What this installation, and its activities, conjure to my mind, is a conversation on potentiality; and sight, and speculative, brief volume given to some of the unmade universes that surround us.

 


 

1. Wavelength: On Drawing and Sound in the Work of Trisha Donnelly/Involuntary Drawing, Anna Lovatt, https://www.tate.org.uk/research/publications/tate-papers/18/wavelength-on-drawing-and-sound-in-the-work-of-trisha-donnelly (retrieved 23 January 2020), also described in  ‘The Line’, by Jenelle Porter, ‘Trisha Donnelly’, ICA, Philadelphia, US, 2008. ‘In the recombination of the not so vast distance (The Vortex)’, text, photocopied handout, and sound recording accessed by telephone, 2003-2008

 

* The term sacrifice here might also refers to acts of theft, for example: “In Greek myth, the Titan Prometheus is the creator of human culture and human dominion; he steals fire and gives it to mankind after his brother Epimetheus had neglected to distribute any positive qualities to it.

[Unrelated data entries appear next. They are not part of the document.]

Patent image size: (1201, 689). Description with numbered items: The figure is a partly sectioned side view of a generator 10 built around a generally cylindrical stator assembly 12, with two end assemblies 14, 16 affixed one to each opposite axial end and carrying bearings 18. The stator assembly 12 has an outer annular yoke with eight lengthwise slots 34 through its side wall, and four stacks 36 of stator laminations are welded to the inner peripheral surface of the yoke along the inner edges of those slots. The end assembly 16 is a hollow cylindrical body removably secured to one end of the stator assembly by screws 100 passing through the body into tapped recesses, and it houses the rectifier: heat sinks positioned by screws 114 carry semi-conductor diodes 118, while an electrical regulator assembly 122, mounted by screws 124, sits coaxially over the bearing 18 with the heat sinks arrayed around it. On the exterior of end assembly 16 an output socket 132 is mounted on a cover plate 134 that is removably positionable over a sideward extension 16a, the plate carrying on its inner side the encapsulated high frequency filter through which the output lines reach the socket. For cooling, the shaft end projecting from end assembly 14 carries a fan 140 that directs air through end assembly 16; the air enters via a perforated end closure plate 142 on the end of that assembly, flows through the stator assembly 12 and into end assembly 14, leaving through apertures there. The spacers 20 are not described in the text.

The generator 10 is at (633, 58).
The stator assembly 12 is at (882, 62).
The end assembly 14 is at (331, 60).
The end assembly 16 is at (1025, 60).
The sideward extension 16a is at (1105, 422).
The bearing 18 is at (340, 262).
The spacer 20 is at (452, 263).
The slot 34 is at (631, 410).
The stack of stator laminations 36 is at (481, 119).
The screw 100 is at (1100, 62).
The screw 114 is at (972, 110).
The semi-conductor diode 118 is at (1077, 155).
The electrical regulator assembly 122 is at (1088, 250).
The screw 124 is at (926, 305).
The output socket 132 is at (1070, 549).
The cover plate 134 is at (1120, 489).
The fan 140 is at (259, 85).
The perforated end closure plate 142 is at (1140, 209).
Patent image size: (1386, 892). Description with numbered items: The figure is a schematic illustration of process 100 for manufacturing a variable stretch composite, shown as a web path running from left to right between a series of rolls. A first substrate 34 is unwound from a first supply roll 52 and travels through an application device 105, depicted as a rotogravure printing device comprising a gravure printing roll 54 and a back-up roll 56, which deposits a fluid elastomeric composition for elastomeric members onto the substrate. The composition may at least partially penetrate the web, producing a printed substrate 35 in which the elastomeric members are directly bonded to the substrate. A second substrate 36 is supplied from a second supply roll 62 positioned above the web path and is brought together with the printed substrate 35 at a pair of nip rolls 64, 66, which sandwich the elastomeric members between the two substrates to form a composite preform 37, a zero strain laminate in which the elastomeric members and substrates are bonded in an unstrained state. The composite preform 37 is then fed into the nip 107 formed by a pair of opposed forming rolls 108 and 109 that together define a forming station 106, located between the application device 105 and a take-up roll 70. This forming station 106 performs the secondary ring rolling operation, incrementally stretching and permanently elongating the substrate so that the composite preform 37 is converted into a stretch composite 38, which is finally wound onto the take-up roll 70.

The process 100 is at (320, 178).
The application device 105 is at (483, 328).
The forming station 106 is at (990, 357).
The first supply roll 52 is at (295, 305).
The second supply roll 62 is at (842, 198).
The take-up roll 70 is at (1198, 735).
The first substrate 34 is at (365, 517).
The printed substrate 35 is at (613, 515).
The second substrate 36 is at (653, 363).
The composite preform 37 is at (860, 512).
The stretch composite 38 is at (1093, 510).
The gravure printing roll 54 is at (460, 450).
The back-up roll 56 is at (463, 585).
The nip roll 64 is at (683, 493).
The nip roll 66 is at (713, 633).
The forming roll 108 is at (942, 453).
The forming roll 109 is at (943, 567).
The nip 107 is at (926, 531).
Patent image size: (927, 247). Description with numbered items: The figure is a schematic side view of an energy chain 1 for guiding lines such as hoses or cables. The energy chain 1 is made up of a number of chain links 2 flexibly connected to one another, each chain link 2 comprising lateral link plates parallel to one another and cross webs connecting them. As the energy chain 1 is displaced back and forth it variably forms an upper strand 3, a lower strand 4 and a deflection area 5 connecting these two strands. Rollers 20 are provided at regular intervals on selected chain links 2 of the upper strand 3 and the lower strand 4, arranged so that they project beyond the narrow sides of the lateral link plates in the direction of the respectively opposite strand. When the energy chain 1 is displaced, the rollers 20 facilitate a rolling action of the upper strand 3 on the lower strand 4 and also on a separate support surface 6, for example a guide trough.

In consequence Prometheus is condemned by Zeus to a violent punishment – he is nailed to a mountainside and subjected to having his immortal liver eaten daily by an eagle.”  Exhibition note, -GNOSTIC CAUTERY, written by Dr Dominic Paterson (Curator of Contemporary Art, The Hunterian)

 

**Note (I think too here of Impey’s merging of moving image, composed of incidental photographs rendered as research fuel and spatial intervention here assembled to mimic a burning candle as well as the passing of time)

 

 

My thanks to Dominic Paterson and Alex Impey.

Exta (2019). Nickel on electroformed copper, elements from Orangutan (2012), steel, fibres.